7 Les articles suivants abordent le problème de l’explication des formes à partir des objets traditionnels de l’époque médiévale. Le premier, Cédric Lavigne ouvre le feu contre les archéologues anglais mais aussi… contre Marc Bloch. Il replace à son tour le Moyen Âge comme une simple étape de dynamiques sur le long terme, refusant d’y voir une quelconque genèse du paysage français. Il introduit dans son raisonnement, sans trop de cohérence d’ailleurs, le problème de la planification. Magali Watteaux est plus aisée à suivre. Elle dénonce la forme radioconcentrique comme objet d’étude, en s’appuyant notamment sur les travaux des antiquisants et des médiévistes en bas-Languedoc. Elle voit plutôt un réseau radial autour des villages, inséré dans un quadrillage souple d’extension souvent supracommunale. Selon elle, certes la rupture de l’An Mil reste acquise, mais comme simple point d’orgue de polarisations antérieures. La même vision diachronique des objets des médiévistes est appliquée par cet auteur à la fin de l’ouvrage dans une mise au point sur la naissance des villages.

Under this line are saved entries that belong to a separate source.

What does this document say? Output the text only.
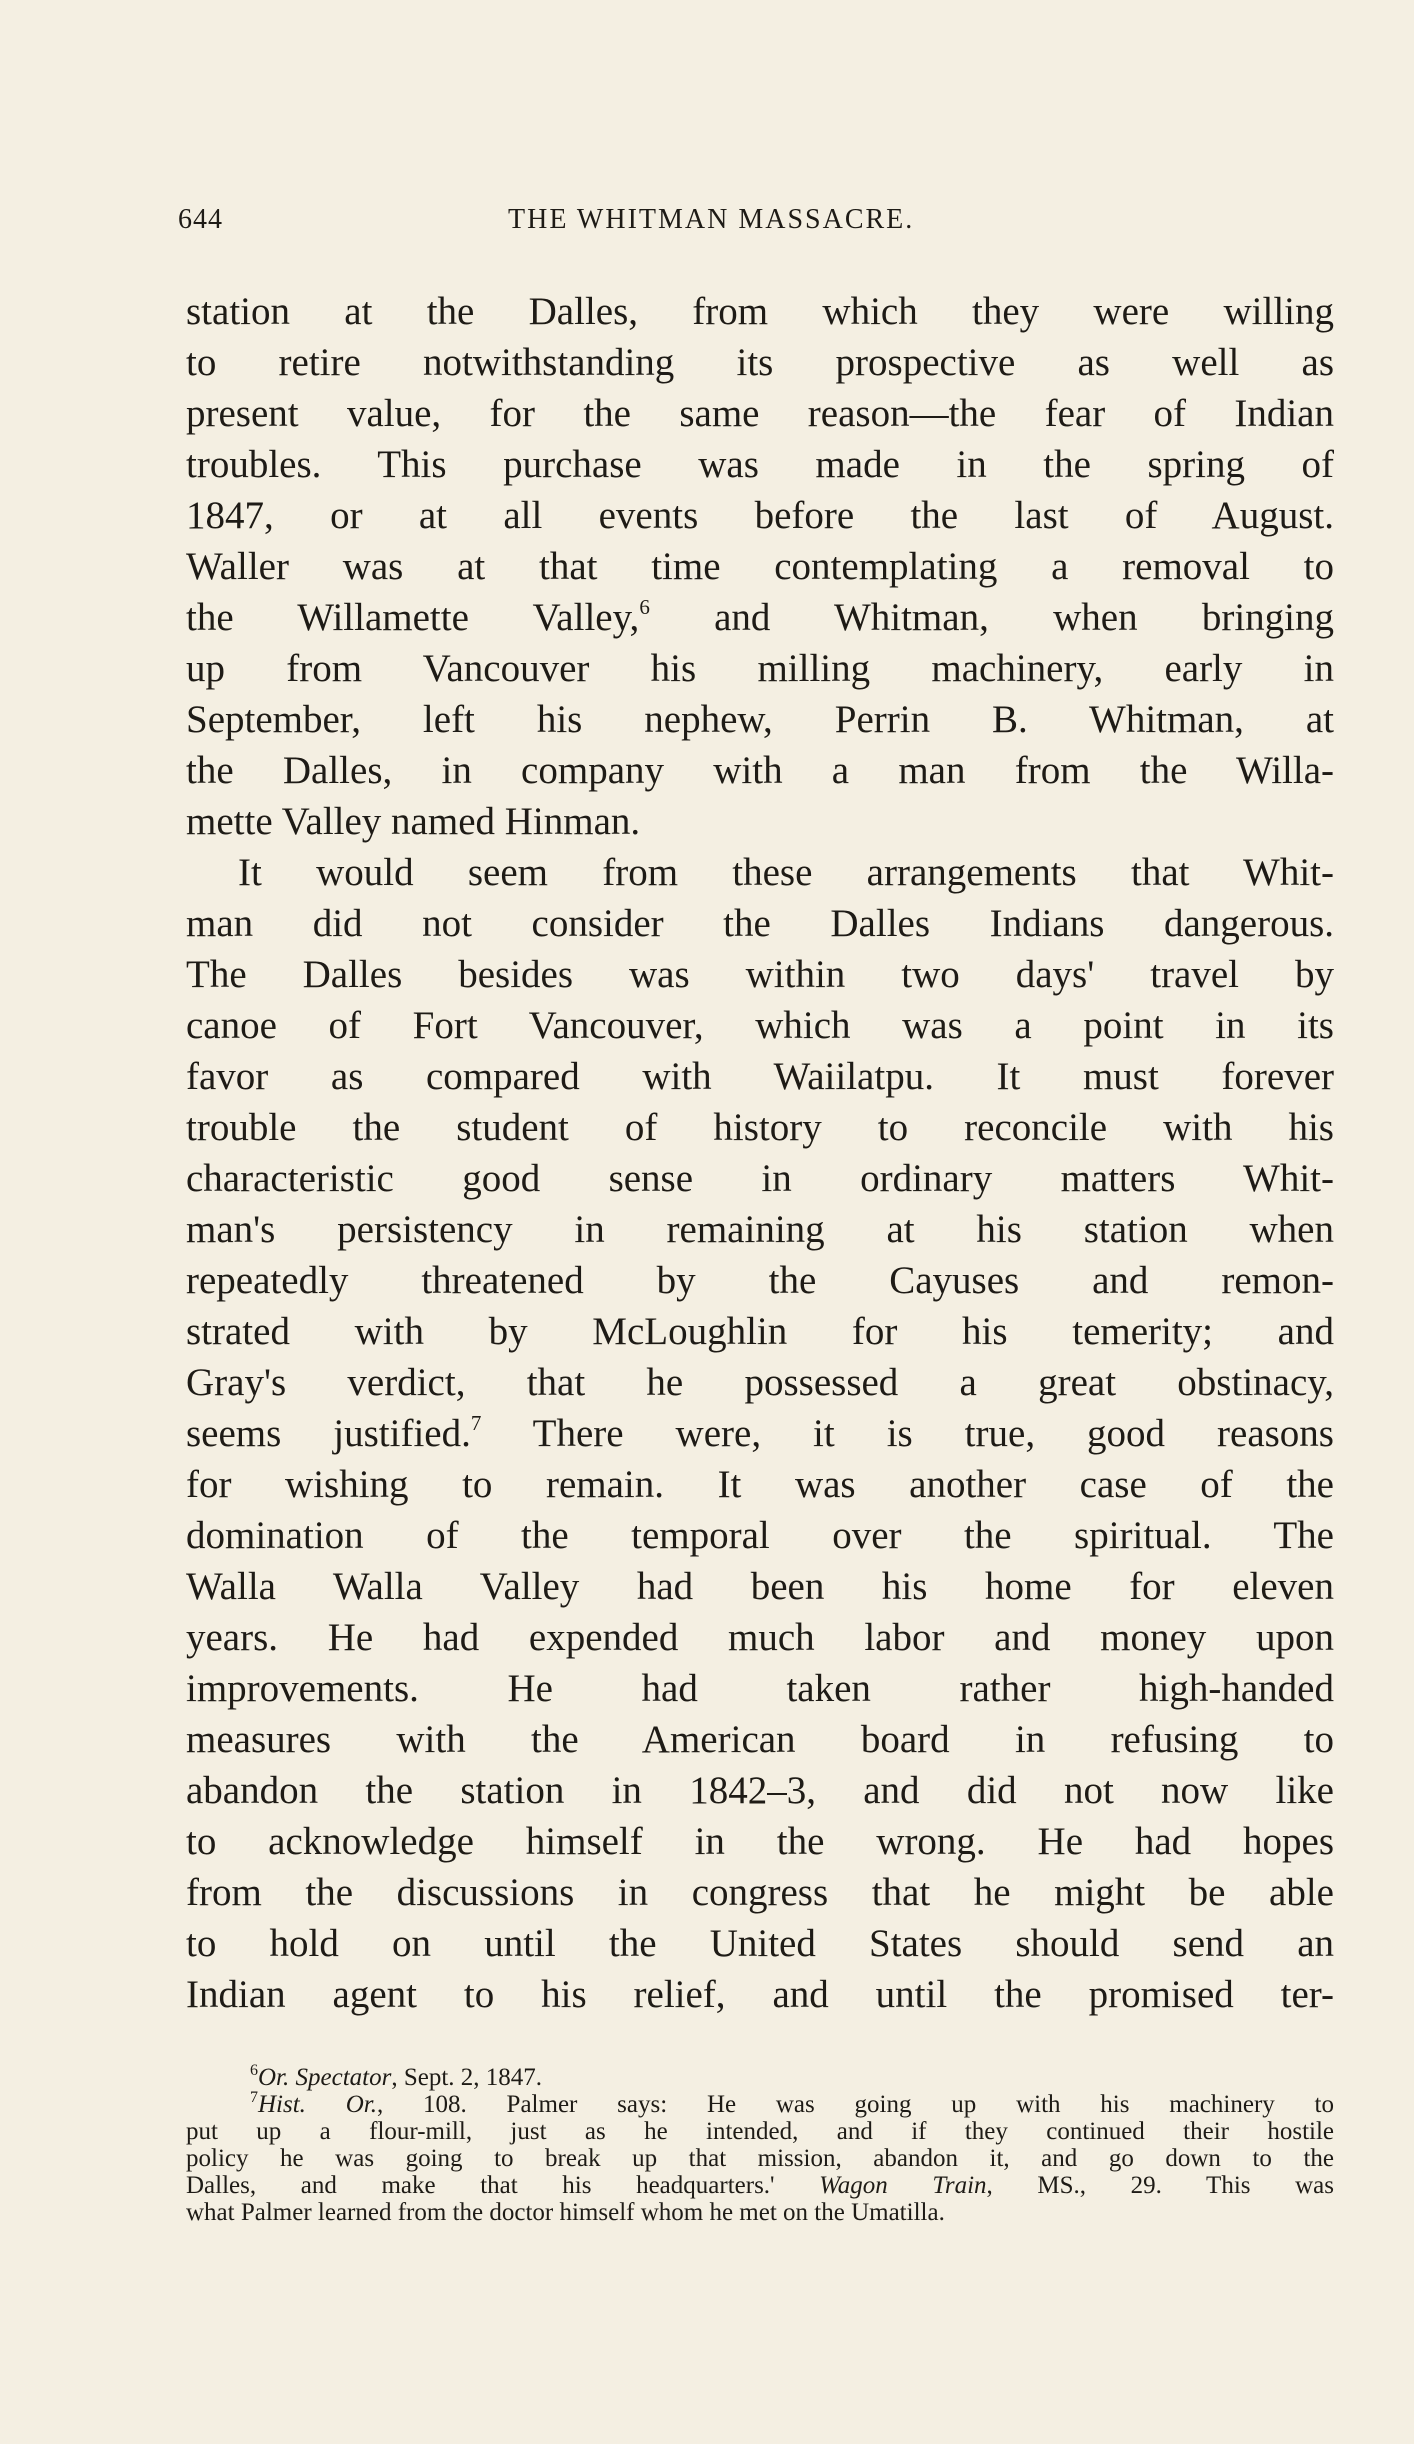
644	THE WHITMAN MASSACRE.
station at the Dalles, from which they were willing
to retire notwithstanding its prospective as well as
present value, for the same reason—the fear of Indian
troubles. This purchase was made in the spring of
1847, or at all events before the last of August.
Waller was at that time contemplating a removal to
the Willamette Valley,$^6$ and Whitman, when bringing
up from Vancouver his milling machinery, early in
September, left his nephew, Perrin B. Whitman, at
the Dalles, in company with a man from the Willa-
mette Valley named Hinman.
It would seem from these arrangements that Whit-
man did not consider the Dalles Indians dangerous.
The Dalles besides was within two days' travel by
canoe of Fort Vancouver, which was a point in its
favor as compared with Waiilatpu. It must forever
trouble the student of history to reconcile with his
characteristic good sense in ordinary matters Whit-
man's persistency in remaining at his station when
repeatedly threatened by the Cayuses and remon-
strated with by McLoughlin for his temerity; and
Gray's verdict, that he possessed a great obstinacy,
seems justified.$^7$ There were, it is true, good reasons
for wishing to remain. It was another case of the
domination of the temporal over the spiritual. The
Walla Walla Valley had been his home for eleven
years. He had expended much labor and money upon
improvements. He had taken rather high-handed
measures with the American board in refusing to
abandon the station in 1842–3, and did not now like
to acknowledge himself in the wrong. He had hopes
from the discussions in congress that he might be able
to hold on until the United States should send an
Indian agent to his relief, and until the promised ter-
$^6$Or. Spectator, Sept. 2, 1847.
$^7$Hist. Or., 108. Palmer says: He was going up with his machinery to
put up a flour-mill, just as he intended, and if they continued their hostile
policy he was going to break up that mission, abandon it, and go down to the
Dalles, and make that his headquarters.' Wagon Train, MS., 29. This was
what Palmer learned from the doctor himself whom he met on the Umatilla.
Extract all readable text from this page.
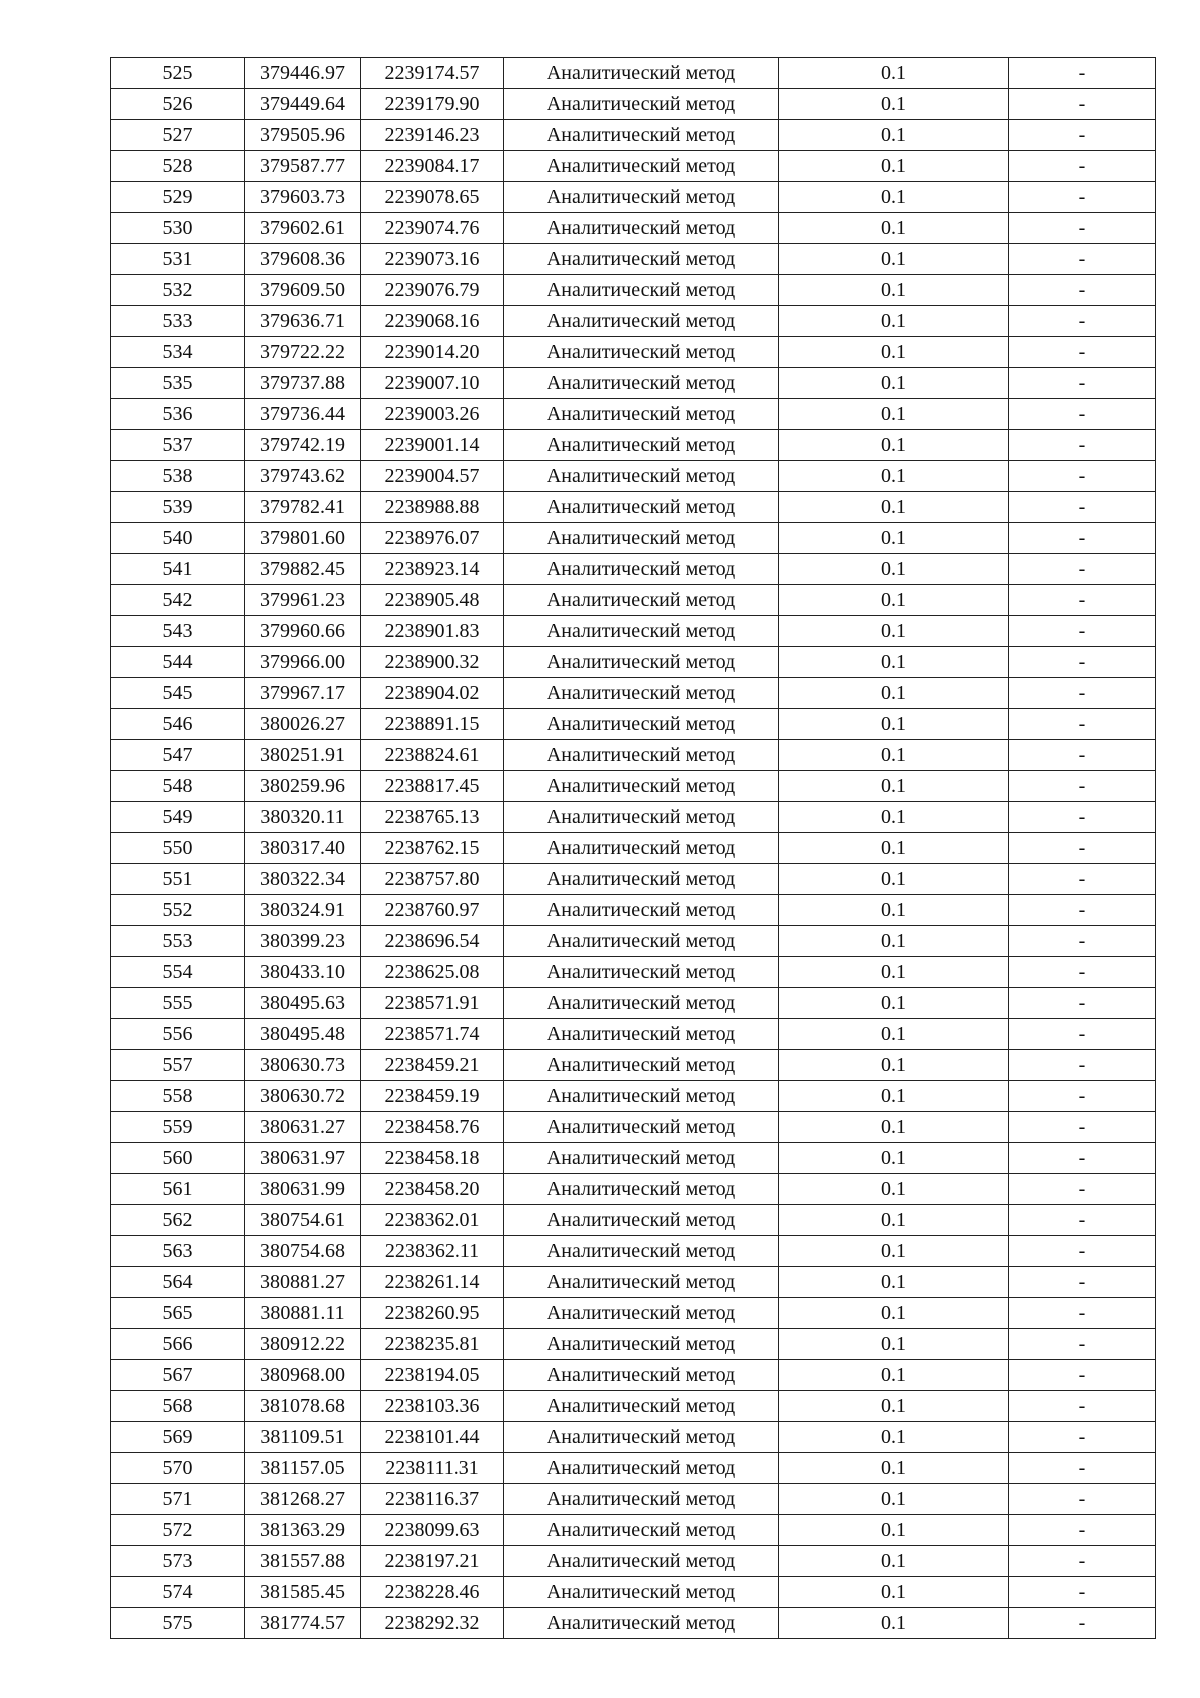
525	379446.97	2239174.57	Аналитический метод	0.1	-
526	379449.64	2239179.90	Аналитический метод	0.1	-
527	379505.96	2239146.23	Аналитический метод	0.1	-
528	379587.77	2239084.17	Аналитический метод	0.1	-
529	379603.73	2239078.65	Аналитический метод	0.1	-
530	379602.61	2239074.76	Аналитический метод	0.1	-
531	379608.36	2239073.16	Аналитический метод	0.1	-
532	379609.50	2239076.79	Аналитический метод	0.1	-
533	379636.71	2239068.16	Аналитический метод	0.1	-
534	379722.22	2239014.20	Аналитический метод	0.1	-
535	379737.88	2239007.10	Аналитический метод	0.1	-
536	379736.44	2239003.26	Аналитический метод	0.1	-
537	379742.19	2239001.14	Аналитический метод	0.1	-
538	379743.62	2239004.57	Аналитический метод	0.1	-
539	379782.41	2238988.88	Аналитический метод	0.1	-
540	379801.60	2238976.07	Аналитический метод	0.1	-
541	379882.45	2238923.14	Аналитический метод	0.1	-
542	379961.23	2238905.48	Аналитический метод	0.1	-
543	379960.66	2238901.83	Аналитический метод	0.1	-
544	379966.00	2238900.32	Аналитический метод	0.1	-
545	379967.17	2238904.02	Аналитический метод	0.1	-
546	380026.27	2238891.15	Аналитический метод	0.1	-
547	380251.91	2238824.61	Аналитический метод	0.1	-
548	380259.96	2238817.45	Аналитический метод	0.1	-
549	380320.11	2238765.13	Аналитический метод	0.1	-
550	380317.40	2238762.15	Аналитический метод	0.1	-
551	380322.34	2238757.80	Аналитический метод	0.1	-
552	380324.91	2238760.97	Аналитический метод	0.1	-
553	380399.23	2238696.54	Аналитический метод	0.1	-
554	380433.10	2238625.08	Аналитический метод	0.1	-
555	380495.63	2238571.91	Аналитический метод	0.1	-
556	380495.48	2238571.74	Аналитический метод	0.1	-
557	380630.73	2238459.21	Аналитический метод	0.1	-
558	380630.72	2238459.19	Аналитический метод	0.1	-
559	380631.27	2238458.76	Аналитический метод	0.1	-
560	380631.97	2238458.18	Аналитический метод	0.1	-
561	380631.99	2238458.20	Аналитический метод	0.1	-
562	380754.61	2238362.01	Аналитический метод	0.1	-
563	380754.68	2238362.11	Аналитический метод	0.1	-
564	380881.27	2238261.14	Аналитический метод	0.1	-
565	380881.11	2238260.95	Аналитический метод	0.1	-
566	380912.22	2238235.81	Аналитический метод	0.1	-
567	380968.00	2238194.05	Аналитический метод	0.1	-
568	381078.68	2238103.36	Аналитический метод	0.1	-
569	381109.51	2238101.44	Аналитический метод	0.1	-
570	381157.05	2238111.31	Аналитический метод	0.1	-
571	381268.27	2238116.37	Аналитический метод	0.1	-
572	381363.29	2238099.63	Аналитический метод	0.1	-
573	381557.88	2238197.21	Аналитический метод	0.1	-
574	381585.45	2238228.46	Аналитический метод	0.1	-
575	381774.57	2238292.32	Аналитический метод	0.1	-
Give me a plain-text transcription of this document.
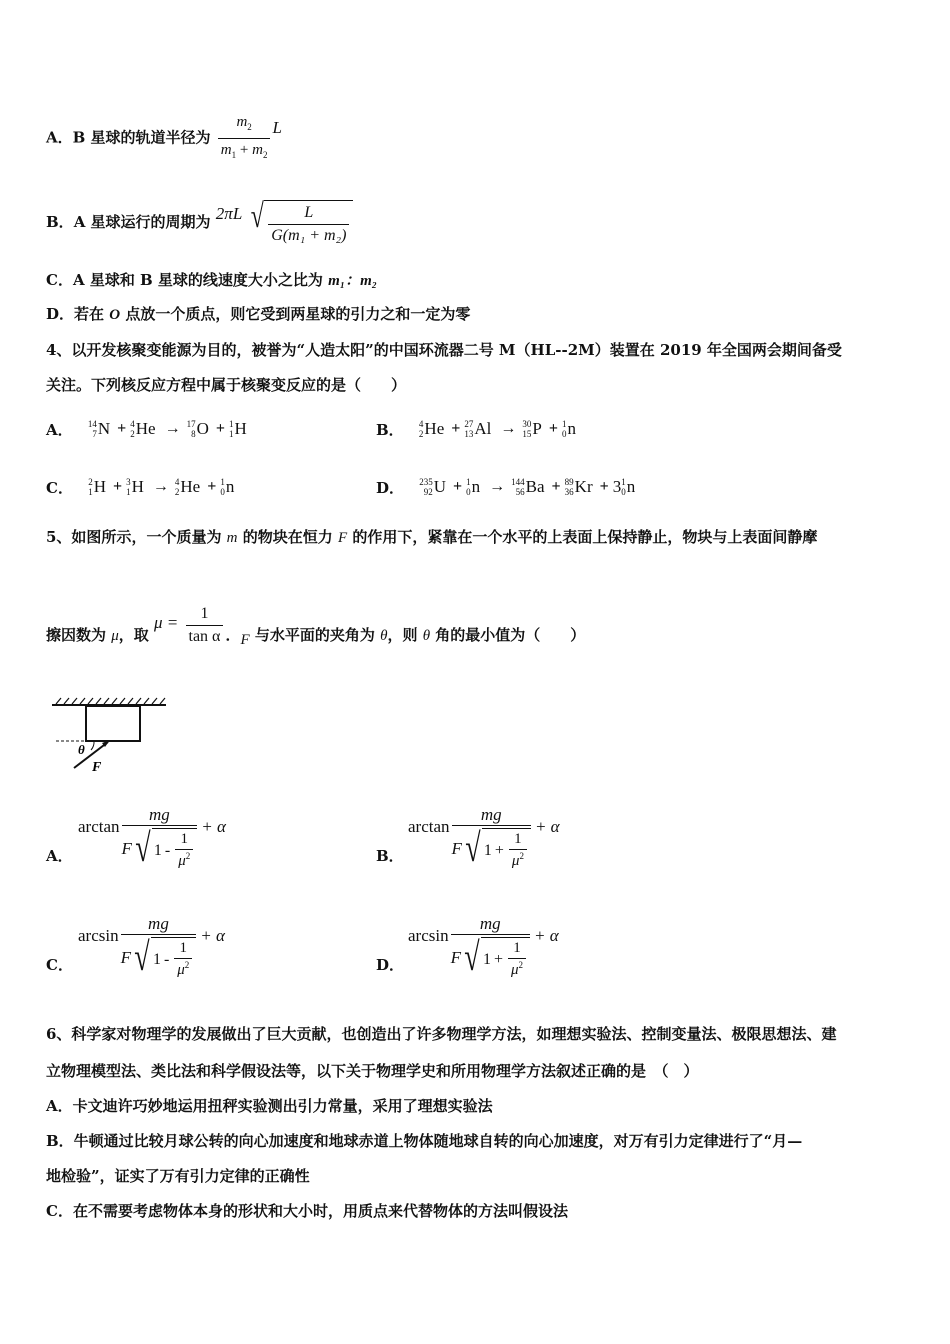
A．B 星球的轨道半径为 $\frac{m_2}{m_1 + m_2}$ L
B．A 星球运行的周期为 2πL √ $\frac{L}{\text{G(m₁ + m₂)}}$
C．A 星球和 B 星球的线速度大小之比为 m₁：m₂
D．若在 O 点放一个质点，则它受到两星球的引力之和一定为零
4、以开发核聚变能源为目的，被誉为“人造太阳”的中国环流器二号 M（HL--2M）装置在 2019 年全国两会期间备受
关注。下列核反应方程中属于核聚变反应的是（　　）
A． 14
7 N + 4
2 He → 17
8 O + 1
1 H	B． 4
2 He + 27
13 Al → 30
15 P + 1
0 n
C． 2
1 H + 3
1 H → 4
2 He + 1
0 n	D． 235
92 U + 1
0 n → 144
56 Ba + 89
36 Kr + 3 1
0 n
5、如图所示，一个质量为 m 的物块在恒力 F 的作用下，紧靠在一个水平的上表面上保持静止，物块与上表面间静摩
擦因数为 μ，取 $\mu = \frac{1}{\text{tan α}}$ ．F 与水平面的夹角为 θ，则 θ 角的最小值为（　　）
θ
F
A．
$\arctan \frac{mg}{F √ 1 - \frac{1}{\mu^2}} + \alpha$
B．
$\arctan \frac{mg}{F √ 1 + \frac{1}{\mu^2}} + \alpha$
C．
$\arcsin \frac{mg}{F √ 1 - \frac{1}{\mu^2}} + \alpha$
D．
$\arcsin \frac{mg}{F √ 1 + \frac{1}{\mu^2}} + \alpha$
6、科学家对物理学的发展做出了巨大贡献，也创造出了许多物理学方法，如理想实验法、控制变量法、极限思想法、建
立物理模型法、类比法和科学假设法等，以下关于物理学史和所用物理学方法叙述正确的是　（　）
A．卡文迪许巧妙地运用扭秤实验测出引力常量，采用了理想实验法
B．牛顿通过比较月球公转的向心加速度和地球赤道上物体随地球自转的向心加速度，对万有引力定律进行了“月—
地检验”，证实了万有引力定律的正确性
C．在不需要考虑物体本身的形状和大小时，用质点来代替物体的方法叫假设法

8 Après l’article de Joëlle Burnouf, se succèdent des contributions à caractère monographique. D’abord, Mélanie Foucault présente un objet « hybride » dans la vallée de la Saône en Côte-d’Or. Il s’agit d’un paléochenal dont la forme a été successivement épousée depuis la Protohistoire par un village, puis une rivière, et enfin un bois, avant que la terre ne soit récemment remembrée, mais sans empêcher les champs recoupant l’ancien tracé de continuer à s’inonder en hiver. Le lien est bien établi entre les différentes périodes mais il permet aussi d’envisager l’avenir, montrant tout l’intérêt des études historiques pour les aménageurs. Caroline Pinoteau et Francesca di Pietro utilisent ensuite des cartes anciennes et actuelles pour montrer le rôle du réseau hydrographique, « naturel » ou canalisé par la société, ainsi que des éléments écologiques en résultant, dans la structuration des parcellaires de deux petits territoires d’Indre-et-Loire. Enfin, Claire Delhon, Fanny Moutarde, Margareta Tengberg et Stéphanie Thiébault insistent sur les faiblesses des reconstitutions de la répartition ancienne de la végétation à l’aide des prélèvements et des analyses archéobotaniques. En effet, la localisation des végétaux attestés est présumée en fonction des aptitudes actuelles des milieux physiques et de la logique du moindre effort observée par les ethnologues dans les sociétés traditionnelles. Mais on ne connaît pas l’organisation sociale ni les représentations des populations du passé, surtout lointain, qui peuvent induire d’autres critères.

9 L’ouvrage se termine par des comptes rendus, réalisés pour la plupart par Gérard Chouquer. En dehors de quelques recensions et de la biographie d’Henri Mendras, placée au début du volume, ce numéro d’Études Rurales est donc consacré à l’archéogéographie. Il apporte d’importantes mises en garde. Mais il détruit des repères rassurants, puisque les objets d’étude sont complexes. Après la lecture, bien des certitudes de l’historien ruraliste ont disparu. Quelle importance peut-il encore accorder aux trames parcellaires ? Ce terrain d’étude serait-il à présent réservé aux seuls archéogéographes ? Le problème est que ceux-ci ne s’intéressent pas au travail paysan. Ils laissent de côté les textes, sinon dans de rares cas pour étayer une datation de forme. Leur préoccupation centrale repose sur des questions de géométrie, pas sur la mise en valeur du sol.